航空自衛隊F2後継機、米軍「戦術データリンク」搭載へ レーダー情報共有
- 政治・経済
- 2019年12月15日
政府は、航空自衛隊のF2戦闘機の後継となる将来戦闘機に、米軍が使用する「戦術データリンク」を搭載する方針を固めた。情報共有の装備のことで、エンジン、レーダー、統合システムなど主要部分は国産化を目指すが、米軍と自衛隊の相互運用性を維持するための基盤を確保する。2020年度当初予算案には基本的な構造設計など初期開発費として100億円超を計上。政府は20年末に向けて機体性能の詳細や開発機数を詰めるとともに、米国などの企業が開発に参画する割合の調整を進める。
日米両政府は今年9月、防衛当局の実務者レベルで将来戦闘機構想に関する協議を本格化させた。自衛隊と米軍との共同作戦に最低限必要な環境を整えるため、レーダーで捉えた敵の航空機や艦船の情報や画像を共有する戦術データリンク、敵機と自軍・友軍機を識別する敵味方識別装置は米側から提供を受けたい意向を伝えた。政府関係者は「中国や北朝鮮の軍拡路線を考慮しても、自衛隊と米軍の共同運用性を維持するのは必須だ」と指摘する。
将来戦闘機は30年代から退役を迎えるF2の後継機として20年に開発に着手する。政府は米国から購入中のF35A・B(計147機を調達予定)を主力戦闘機と位置づけ、将来戦闘機にはF15(現有201機のうち約100機を近代化改修)と同様、領空侵犯に対するスクランブル対処などを担わせることを想定。即応性を重視してパワーのあるエンジンを積み、対空・対艦ミサイルも多数搭載できる大型機とする方向だ。
政府は18年末に策定した中期防衛力整備計画で「国際協力を視野に、わが国主導の開発に早期に着手する」との方針を示した。協力相手には英国や米国を想定している。英国は既に新たなステルス戦闘機の開発構想を明らかにしているが、日英の政府間協議では開発の主導権を巡る調整が進展していない。一方、米国は空軍用の新たな戦闘機開発が具体化しておらず、自衛隊と米軍の双方が運用する戦闘機を共同開発する計画はない。だが、唯一の同盟国である米国との関係を考慮し、政府は米企業の技術導入も検討している。
日本政府は、将来戦闘機と多数の無人機をネットワークで結ぶ運用などを想定しており、性能向上や機器の更新などを独自に進めるための「拡張性」が必要だと米側に理解を求めている。過去に米国の支援でF2を開発した際、米側が主要なシステムの機密情報をブラックボックス化し、開発や改修に苦労した経緯がある。日本企業は防衛装備庁の支援で機体、エンジン、レーダー、センサーなどの要素技術の開発を進めているが、日本政府は最も難しいとされる各システムの統合も日本企業に担わせたい意向だ。
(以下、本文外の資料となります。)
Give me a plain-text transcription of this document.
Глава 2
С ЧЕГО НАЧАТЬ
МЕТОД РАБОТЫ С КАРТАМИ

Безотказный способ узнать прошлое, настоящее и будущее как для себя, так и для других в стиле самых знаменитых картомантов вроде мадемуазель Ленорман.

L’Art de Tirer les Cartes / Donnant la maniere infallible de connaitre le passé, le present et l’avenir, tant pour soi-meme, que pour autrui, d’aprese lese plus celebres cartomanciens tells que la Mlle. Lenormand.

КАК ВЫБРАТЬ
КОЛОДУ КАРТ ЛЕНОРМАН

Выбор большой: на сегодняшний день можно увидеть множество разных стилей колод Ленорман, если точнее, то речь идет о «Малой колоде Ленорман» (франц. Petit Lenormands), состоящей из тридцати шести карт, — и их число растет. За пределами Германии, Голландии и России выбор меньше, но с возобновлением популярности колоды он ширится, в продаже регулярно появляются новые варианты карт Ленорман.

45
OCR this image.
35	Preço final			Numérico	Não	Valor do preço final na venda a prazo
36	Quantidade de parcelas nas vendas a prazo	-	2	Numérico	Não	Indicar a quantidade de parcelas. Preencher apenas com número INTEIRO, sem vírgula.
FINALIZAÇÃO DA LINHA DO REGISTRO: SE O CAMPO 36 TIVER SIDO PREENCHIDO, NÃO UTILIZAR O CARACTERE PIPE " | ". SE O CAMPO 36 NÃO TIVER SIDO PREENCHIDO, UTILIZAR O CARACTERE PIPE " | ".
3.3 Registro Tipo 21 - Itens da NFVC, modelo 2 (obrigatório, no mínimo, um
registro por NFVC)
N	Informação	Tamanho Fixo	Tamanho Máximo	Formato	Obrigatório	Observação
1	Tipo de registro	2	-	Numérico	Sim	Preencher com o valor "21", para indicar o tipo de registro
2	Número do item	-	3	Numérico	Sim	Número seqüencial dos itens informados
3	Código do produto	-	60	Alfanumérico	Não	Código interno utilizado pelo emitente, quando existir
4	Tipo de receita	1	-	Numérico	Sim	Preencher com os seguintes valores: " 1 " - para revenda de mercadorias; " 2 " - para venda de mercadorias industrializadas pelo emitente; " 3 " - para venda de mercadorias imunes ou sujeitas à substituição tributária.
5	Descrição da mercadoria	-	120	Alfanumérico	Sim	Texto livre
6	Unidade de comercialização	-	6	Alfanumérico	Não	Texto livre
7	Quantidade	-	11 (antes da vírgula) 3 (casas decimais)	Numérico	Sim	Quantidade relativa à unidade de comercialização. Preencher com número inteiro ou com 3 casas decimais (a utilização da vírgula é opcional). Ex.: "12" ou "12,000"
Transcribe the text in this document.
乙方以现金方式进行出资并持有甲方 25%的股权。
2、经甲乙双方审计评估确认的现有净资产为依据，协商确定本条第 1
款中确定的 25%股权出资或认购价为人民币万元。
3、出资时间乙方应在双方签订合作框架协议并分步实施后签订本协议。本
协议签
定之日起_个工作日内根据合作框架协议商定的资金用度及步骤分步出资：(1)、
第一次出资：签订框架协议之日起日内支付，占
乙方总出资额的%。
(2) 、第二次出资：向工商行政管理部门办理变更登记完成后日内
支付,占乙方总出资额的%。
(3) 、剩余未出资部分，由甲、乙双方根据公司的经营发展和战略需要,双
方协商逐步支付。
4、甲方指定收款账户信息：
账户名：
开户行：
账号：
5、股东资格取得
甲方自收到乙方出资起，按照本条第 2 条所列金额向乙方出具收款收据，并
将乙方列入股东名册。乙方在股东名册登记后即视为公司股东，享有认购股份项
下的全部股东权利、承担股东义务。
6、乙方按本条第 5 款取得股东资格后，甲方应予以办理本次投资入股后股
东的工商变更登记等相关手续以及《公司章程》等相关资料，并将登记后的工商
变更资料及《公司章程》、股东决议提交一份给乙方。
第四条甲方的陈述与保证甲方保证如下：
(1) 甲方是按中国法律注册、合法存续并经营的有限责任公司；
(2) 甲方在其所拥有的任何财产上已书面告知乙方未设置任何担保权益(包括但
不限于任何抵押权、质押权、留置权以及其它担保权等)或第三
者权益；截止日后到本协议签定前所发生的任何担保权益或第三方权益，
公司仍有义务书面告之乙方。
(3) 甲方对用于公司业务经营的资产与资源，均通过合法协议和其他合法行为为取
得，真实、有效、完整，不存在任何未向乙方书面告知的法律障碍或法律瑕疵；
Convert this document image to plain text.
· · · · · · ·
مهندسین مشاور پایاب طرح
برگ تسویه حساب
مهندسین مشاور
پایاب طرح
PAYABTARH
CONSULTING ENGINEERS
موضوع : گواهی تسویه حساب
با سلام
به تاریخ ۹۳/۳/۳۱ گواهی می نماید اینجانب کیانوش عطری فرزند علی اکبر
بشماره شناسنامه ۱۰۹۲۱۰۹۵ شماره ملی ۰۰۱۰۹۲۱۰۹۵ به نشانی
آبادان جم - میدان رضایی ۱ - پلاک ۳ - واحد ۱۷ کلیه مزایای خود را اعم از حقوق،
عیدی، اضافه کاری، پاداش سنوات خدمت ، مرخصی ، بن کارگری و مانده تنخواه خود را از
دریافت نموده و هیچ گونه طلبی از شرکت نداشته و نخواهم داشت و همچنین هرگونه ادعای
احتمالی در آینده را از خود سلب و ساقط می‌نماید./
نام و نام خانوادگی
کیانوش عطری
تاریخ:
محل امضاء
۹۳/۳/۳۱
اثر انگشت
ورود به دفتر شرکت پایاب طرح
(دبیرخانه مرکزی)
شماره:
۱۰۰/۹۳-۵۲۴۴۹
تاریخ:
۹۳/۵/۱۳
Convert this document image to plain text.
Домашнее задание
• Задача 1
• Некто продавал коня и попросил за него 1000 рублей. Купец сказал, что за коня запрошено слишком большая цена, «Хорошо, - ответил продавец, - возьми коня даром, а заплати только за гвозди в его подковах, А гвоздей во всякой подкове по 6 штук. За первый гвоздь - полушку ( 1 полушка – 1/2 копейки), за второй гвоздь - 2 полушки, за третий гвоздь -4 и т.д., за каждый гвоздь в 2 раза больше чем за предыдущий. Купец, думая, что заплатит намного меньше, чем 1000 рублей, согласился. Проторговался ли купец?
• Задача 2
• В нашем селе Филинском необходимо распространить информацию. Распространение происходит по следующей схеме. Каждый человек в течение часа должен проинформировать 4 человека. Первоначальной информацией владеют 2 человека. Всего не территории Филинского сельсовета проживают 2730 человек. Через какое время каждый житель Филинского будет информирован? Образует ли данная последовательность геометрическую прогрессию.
日本企業は戦闘機の開発実績に乏しく、政府内でも「日本主体で開発できるか不安も残る」(防衛省幹部)との見方が根強い。来年大統領選を控えるトランプ米大統領が、米企業の参画を強く求めてくる可能性もある。政府は日本企業の開発状況もにらみながら、米英などとの協力体制の検討を続ける。